Opini - 28 Desember 2022

Refleksi Perjuangan untuk Generasi Muda Rohomoni

Catatan Kaki Oleh

Ahmad Mony: Kapitan Merah dari Mandalise

Infobaru.co.id, Ambon – Hari ini kita menyaksikan sebuah realitas sosial-politik kehadiran kembali sosok Jago Toea Abdul Muthalib Sangadji (AMS) dalam lanskap pergulatan sejarah modern Indonesia melalui wacana pengusungan tokoh pergerakan nasional ini sebagai Pahlawan Nasional. Realitas ini bukan sebuah kebetulan dalam kacamata sejarah, namun bermula dari sebuah penomena sosial yang digagas dan dijalani oleh seorang cicit ideologis AMS yang bernama Muhammad Kamil Mony. Gagasan dan tindak aksi dalam skala kecil mengusung cita juang sang kakek telah mengubah penomena sosial itu menjadi sebuah gerakan sosial yang luas dan masif, atraktif juga impresif memanfaatkan semua media komunikasi digital maupun platfofm media sosial yang tersedia.

AMS kini tidak hanya dikenal sebagai sosok anak manusia di kampung halamannya maupun di tapak-tapak juangnya, namun sudah dikenal di seantero Maluku bahkan nasional. Semua orang dari berbagai kelas sosial mengenal dan membicarakan sosok AMS, mulai dari rakyat biasa, aktifis, mahasiswa, politisi, birokrat, wakil rakyat, sejarawan hingga tokoh nasional.

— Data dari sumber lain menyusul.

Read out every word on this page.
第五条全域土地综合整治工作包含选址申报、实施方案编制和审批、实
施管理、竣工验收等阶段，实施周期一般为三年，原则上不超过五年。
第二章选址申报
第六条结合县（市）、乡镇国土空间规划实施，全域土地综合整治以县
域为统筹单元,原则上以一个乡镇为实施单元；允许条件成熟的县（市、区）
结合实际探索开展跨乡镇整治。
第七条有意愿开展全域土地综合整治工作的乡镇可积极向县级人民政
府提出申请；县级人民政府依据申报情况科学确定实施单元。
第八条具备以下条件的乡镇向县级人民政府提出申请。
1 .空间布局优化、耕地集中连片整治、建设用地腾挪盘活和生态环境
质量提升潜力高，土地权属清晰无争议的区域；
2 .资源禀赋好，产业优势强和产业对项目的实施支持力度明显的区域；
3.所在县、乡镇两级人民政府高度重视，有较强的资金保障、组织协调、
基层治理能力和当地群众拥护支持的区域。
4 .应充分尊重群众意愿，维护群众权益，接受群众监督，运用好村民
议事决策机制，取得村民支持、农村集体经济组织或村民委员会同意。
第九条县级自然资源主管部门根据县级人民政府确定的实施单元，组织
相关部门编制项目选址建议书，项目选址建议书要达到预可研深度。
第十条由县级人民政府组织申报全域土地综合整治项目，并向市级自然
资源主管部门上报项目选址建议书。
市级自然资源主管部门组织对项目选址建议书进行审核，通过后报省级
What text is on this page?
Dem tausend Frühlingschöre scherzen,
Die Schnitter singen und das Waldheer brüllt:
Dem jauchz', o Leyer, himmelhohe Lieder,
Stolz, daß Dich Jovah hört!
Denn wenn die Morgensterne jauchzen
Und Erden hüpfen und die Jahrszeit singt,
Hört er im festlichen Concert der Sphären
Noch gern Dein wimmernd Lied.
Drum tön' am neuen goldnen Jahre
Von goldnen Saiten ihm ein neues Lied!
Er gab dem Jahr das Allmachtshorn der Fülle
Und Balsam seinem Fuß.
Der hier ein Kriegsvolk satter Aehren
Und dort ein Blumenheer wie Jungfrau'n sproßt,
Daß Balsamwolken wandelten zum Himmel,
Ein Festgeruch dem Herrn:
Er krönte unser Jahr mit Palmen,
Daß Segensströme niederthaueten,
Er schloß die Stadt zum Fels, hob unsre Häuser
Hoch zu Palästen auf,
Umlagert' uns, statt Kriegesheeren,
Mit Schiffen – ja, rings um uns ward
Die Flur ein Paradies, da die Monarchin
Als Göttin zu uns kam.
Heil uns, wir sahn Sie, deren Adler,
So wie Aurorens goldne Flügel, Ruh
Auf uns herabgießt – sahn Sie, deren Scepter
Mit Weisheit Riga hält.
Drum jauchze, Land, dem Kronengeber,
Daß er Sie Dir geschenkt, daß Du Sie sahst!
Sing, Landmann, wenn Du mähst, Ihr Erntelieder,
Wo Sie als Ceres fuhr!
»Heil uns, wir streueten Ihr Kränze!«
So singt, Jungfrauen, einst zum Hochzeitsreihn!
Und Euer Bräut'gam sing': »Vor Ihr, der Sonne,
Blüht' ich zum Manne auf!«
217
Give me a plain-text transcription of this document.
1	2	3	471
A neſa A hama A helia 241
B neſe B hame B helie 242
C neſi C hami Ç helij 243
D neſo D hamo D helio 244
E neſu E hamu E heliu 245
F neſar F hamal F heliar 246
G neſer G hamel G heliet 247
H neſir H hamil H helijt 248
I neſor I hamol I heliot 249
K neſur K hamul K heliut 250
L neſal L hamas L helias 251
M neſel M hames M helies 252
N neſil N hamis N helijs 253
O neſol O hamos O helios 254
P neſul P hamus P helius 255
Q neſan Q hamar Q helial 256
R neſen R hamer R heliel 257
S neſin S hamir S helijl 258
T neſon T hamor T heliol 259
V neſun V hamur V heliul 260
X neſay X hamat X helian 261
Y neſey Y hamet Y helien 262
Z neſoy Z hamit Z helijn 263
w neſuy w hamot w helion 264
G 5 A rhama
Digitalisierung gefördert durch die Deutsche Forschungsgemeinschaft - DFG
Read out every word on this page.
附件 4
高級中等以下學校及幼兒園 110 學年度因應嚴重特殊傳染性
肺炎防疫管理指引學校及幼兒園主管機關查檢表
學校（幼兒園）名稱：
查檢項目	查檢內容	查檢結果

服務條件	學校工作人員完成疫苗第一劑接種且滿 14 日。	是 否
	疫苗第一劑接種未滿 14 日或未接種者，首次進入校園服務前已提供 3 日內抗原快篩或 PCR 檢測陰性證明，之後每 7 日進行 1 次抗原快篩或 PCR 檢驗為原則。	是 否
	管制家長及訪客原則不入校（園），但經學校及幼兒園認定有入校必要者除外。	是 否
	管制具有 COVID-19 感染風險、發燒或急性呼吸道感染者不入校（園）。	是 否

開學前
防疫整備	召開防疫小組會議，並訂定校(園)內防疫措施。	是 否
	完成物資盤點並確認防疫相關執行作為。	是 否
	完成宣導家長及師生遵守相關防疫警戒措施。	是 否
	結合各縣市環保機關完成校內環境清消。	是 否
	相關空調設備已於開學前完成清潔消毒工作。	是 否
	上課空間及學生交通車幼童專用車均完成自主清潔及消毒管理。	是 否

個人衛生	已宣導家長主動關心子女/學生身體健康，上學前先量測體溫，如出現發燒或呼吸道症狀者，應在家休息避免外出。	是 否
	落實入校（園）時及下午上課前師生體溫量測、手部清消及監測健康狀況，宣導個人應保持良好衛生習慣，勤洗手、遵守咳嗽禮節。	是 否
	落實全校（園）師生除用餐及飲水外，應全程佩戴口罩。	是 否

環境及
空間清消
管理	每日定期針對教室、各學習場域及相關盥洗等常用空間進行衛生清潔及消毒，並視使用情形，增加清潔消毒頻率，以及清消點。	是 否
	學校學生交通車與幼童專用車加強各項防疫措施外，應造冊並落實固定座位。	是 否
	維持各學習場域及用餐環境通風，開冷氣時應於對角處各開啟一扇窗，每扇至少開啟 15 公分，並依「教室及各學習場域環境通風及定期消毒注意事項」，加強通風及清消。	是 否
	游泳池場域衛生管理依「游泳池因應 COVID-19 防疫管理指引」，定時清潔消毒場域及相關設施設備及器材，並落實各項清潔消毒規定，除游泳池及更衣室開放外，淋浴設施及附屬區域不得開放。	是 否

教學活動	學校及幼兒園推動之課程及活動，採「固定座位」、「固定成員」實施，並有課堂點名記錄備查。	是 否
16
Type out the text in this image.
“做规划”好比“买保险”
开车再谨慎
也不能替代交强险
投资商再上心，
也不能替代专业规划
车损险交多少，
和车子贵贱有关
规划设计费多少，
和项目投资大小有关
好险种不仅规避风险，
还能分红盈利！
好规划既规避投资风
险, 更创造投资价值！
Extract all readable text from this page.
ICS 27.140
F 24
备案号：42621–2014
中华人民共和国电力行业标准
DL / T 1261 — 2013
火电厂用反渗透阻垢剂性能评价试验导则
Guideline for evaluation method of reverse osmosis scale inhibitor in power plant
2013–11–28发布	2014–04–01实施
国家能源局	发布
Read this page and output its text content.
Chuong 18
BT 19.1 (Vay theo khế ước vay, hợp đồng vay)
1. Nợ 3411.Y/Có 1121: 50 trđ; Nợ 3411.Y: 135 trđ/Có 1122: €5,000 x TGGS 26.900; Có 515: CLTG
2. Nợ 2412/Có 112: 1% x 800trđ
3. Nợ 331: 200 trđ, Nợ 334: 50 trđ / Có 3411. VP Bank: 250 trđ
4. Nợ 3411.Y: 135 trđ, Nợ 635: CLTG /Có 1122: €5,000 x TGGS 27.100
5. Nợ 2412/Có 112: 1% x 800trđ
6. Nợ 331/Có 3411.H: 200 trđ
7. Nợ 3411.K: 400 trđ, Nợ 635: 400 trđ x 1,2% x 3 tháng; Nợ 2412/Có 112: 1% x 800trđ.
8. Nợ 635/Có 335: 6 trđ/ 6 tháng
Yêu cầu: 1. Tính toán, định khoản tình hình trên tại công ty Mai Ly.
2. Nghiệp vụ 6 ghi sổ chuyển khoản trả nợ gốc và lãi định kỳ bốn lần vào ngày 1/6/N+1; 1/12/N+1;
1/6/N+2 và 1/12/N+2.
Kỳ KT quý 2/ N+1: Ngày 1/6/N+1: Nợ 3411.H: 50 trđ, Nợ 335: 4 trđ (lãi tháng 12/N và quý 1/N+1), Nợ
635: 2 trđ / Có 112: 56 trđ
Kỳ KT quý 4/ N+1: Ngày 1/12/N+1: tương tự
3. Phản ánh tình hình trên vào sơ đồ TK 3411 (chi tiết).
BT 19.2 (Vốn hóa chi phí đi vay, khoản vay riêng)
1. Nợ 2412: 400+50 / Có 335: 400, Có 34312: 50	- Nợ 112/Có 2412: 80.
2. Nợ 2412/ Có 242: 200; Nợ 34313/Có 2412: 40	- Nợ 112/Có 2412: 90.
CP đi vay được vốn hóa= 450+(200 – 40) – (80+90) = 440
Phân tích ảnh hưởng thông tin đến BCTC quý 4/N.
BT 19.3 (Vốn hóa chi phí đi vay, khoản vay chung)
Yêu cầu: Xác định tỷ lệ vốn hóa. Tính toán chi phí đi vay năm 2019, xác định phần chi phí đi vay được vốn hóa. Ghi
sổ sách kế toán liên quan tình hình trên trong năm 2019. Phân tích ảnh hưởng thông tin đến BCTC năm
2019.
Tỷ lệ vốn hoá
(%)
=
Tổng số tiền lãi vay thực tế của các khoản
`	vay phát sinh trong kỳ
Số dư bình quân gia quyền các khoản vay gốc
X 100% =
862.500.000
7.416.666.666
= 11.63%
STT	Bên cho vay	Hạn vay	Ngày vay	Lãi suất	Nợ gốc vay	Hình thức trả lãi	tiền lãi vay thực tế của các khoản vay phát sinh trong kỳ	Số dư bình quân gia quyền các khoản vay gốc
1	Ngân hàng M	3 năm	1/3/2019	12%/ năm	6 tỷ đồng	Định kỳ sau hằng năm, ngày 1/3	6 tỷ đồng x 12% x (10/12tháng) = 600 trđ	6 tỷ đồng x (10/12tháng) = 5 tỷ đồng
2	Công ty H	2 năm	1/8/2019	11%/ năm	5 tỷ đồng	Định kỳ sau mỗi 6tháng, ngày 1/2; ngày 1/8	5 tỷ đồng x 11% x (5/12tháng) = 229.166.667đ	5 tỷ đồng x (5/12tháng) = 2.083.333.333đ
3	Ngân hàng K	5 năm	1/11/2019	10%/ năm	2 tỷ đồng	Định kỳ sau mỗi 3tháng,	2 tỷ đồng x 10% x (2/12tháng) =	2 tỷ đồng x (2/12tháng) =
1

Bahkan buah dari diskursus AMS telah mengispirasi pimpinan IAIN Ambon untuk menyematkan nama sosok ini dalam rencana perubahan statuta IAIN Ambon menjadi Universitas Islam Negeri AMS (UIN AMSA).

Ya, tidak ada kebetulan dalam sebuah aliran sejarah. Sejarah bergerak dinamis dalam guratan pena semesta atau minimal karena desain dan goresan tangan anak manusia. Kamil Mony, anak muda Maluku yang menamatkan pendidikan dan karier advokatnya di belantara Jakarta nekat meninggalkan kemapanan dan masa depan di ibukota itu semua untuk sebuah sumpah yang harus dipenuhi, yakni AMS harus menjadi pahlawan nasional, atau dalam bahasa keren sekarang AMS Harga Mati Pahlawan Nasional.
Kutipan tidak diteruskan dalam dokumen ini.